For his part, the partner Weiss sent the text to was reportedly “glad for the heads up,” as the writer later told me over email. “He said he was glad to be asked because [when I sent the text] he was with his roommate and a ‘very wholesome’ friend of his lol,” she wrote.

Later, the man also told Weiss that her initial inquiry felt “sort of like a tease that made him curious what sexual thoughts [she] was having.” Take that!

The woke text trifecta completed its hat trick with a screenshot of a message sent by the friend of Twitter user @YanaBirt. It read, “Are you in the right headspace to receive information that could possibly hurt you?”

Consider it the 2019 equivalent of that historically wretched opener, “We need to talk.” As the writer Luis Paez-Pumar put it, “I would rather someone text me that they’re coming to kill me instead of texting me this.”

On Slate, Shannon Palus blamed the tweets on how “therapy speak has invaded all our relationships.”

“Therapy speak sounds a little canned and prescriptive, because it is,” Palus wrote. “Ideally, a therapist who is working with you (rather than dispensing advice to the masses) will help you to do the work of finding your own words to describe what you need, rather than handing you a template that sounds, well, like a template.”

Cohen, the therapist, partly holds mental health texting apps like Talkspace, which assigns users therapists they can message, without ever meeting in person.

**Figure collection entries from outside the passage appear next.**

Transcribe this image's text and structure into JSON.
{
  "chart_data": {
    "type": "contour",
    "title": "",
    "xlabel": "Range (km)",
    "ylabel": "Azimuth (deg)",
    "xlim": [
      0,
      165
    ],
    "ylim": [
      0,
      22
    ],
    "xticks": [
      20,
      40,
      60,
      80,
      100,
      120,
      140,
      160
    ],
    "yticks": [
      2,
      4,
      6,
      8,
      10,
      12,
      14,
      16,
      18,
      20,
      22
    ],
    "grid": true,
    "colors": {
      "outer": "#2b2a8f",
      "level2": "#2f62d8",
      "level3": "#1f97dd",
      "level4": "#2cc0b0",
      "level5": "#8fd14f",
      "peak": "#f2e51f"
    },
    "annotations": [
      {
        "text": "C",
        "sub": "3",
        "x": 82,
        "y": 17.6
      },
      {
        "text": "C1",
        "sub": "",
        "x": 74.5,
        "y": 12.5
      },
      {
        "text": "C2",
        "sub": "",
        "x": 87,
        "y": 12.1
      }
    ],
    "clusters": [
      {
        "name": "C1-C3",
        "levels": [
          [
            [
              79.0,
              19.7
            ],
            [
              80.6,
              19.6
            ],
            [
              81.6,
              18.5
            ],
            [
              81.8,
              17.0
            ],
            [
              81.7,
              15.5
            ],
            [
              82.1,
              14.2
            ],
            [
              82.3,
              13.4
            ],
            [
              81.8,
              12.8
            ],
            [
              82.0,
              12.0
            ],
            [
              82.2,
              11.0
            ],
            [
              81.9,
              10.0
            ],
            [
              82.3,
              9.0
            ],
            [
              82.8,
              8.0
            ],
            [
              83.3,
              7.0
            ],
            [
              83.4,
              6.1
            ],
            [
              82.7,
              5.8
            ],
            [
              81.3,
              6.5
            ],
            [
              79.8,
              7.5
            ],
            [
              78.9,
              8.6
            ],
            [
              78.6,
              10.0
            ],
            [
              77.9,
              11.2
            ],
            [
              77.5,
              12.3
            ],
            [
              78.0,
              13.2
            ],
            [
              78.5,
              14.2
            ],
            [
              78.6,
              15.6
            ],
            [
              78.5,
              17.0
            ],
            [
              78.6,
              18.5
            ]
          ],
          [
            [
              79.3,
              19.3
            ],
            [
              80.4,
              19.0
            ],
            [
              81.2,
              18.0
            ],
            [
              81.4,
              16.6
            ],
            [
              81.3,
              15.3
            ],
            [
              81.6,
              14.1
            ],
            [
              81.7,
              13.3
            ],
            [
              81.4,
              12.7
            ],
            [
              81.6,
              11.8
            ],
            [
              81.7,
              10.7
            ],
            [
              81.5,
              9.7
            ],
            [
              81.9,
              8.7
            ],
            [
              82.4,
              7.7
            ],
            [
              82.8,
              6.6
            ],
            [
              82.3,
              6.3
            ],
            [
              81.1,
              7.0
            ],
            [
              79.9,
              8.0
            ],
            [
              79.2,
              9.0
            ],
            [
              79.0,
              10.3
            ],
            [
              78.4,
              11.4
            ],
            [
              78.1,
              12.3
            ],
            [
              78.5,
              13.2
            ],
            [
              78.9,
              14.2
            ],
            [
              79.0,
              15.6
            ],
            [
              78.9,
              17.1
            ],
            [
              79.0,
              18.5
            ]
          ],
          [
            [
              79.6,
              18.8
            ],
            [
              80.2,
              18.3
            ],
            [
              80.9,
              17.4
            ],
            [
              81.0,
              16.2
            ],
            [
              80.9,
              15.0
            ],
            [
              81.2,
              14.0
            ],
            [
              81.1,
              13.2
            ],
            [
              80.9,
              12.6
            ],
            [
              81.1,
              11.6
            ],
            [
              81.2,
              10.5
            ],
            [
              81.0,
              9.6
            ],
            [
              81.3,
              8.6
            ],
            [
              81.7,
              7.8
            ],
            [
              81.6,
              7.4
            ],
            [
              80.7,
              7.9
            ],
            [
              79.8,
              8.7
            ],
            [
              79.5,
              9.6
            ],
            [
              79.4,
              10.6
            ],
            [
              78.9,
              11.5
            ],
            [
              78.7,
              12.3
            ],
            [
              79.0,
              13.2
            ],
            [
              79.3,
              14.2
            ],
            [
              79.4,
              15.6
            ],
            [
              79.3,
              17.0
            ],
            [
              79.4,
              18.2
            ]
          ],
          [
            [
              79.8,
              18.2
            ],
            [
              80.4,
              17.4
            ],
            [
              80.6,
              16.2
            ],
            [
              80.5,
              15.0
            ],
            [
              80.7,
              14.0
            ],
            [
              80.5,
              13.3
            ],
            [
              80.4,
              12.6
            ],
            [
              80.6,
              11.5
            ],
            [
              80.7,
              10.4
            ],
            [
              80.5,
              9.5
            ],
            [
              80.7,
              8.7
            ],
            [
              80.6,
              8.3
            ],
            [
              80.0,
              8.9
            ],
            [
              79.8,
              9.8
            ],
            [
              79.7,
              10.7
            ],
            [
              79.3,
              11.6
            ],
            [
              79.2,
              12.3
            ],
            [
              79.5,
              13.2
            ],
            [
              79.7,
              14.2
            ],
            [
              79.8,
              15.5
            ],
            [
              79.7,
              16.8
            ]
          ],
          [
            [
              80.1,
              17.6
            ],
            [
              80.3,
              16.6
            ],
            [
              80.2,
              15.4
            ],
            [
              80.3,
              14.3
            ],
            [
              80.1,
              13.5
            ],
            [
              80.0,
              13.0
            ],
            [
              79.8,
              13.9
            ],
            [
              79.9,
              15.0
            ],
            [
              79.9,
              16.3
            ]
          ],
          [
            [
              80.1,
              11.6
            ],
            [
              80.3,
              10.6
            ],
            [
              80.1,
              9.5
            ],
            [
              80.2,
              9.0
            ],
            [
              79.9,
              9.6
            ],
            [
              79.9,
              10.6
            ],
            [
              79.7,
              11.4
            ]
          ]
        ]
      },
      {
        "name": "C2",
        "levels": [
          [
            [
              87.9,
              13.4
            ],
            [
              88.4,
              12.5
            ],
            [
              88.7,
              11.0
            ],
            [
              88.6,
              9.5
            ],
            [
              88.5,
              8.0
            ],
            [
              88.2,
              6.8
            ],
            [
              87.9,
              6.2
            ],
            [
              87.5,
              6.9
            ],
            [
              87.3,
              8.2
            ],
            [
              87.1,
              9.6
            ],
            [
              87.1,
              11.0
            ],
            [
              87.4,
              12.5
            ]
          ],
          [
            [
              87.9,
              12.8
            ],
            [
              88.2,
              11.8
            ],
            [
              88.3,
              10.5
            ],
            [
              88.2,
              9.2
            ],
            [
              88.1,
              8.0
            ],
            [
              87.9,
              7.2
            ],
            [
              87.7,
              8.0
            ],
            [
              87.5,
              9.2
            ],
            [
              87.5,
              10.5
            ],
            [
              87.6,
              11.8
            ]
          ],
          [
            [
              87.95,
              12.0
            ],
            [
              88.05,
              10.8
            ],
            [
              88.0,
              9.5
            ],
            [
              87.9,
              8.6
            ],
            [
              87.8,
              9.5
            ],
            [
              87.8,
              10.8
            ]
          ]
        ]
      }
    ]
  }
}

“[Apps like Talkspace] send the message that anything is appropriate for a text conversation,” Cohen said. “I’ve seen time and time again, that’s not the case. If a client is trying to reach out to me in a time of crisis, I always ask if they can talk on the phone. If they say they can’t, then I don’t think they’re in a crisis—they might just be looking for attention or minimal support.”

Dr. Kathryn Smerling, a family therapist based on New York City's Upper East Side, put it bluntly: “This is the weirdest form of communication I have ever seen between two people,” she said, almost immediately after answering my phone call.

Of the “Are you in the right headspace” text, Dr. Smerling quipped, “You’re asking someone whether they’re in the mood to hear you vomit on them, instead of saying, ‘Hey, I have a problem, can you listen to me for a couple of minutes?’”

Then there is the passive-aggressive undertone of “Are you in the right headspace to receive information that could possibly hurt you?”— the question can read as a disclaimer of sorts, an excuse to lurch into a bitchy tirade with the caveat that you asked for the receiver's consent before you ruined their day by calling them a terrible friend.

This isn’t to say there’s anything wrong with preparing a little for a meeting with a friend that might cause stress. Rachel A. Sussman, a therapist and relationship expert, suggests drafting a few mental talking points beforehand, but leaving room for the conversation to be spontaneous. (Translated to therapy-speak: keep it organic.)

“One of the best definitions of friendships is the ability to be authentic with each other,” Sussman said. “The minute you start using scripts, where’s your heart? I think [these texts] are a total cop-out.”

Susssman said, with feeling, there is “no circumstance at all” where a script text to a friend would be preferable to free communication. “That’s taking a shortcut for a skill in life that you need to learn,” she said. “It builds confidence, makes you feel proud about yourself, and I imagine you will feel more connected to your friend or partner.”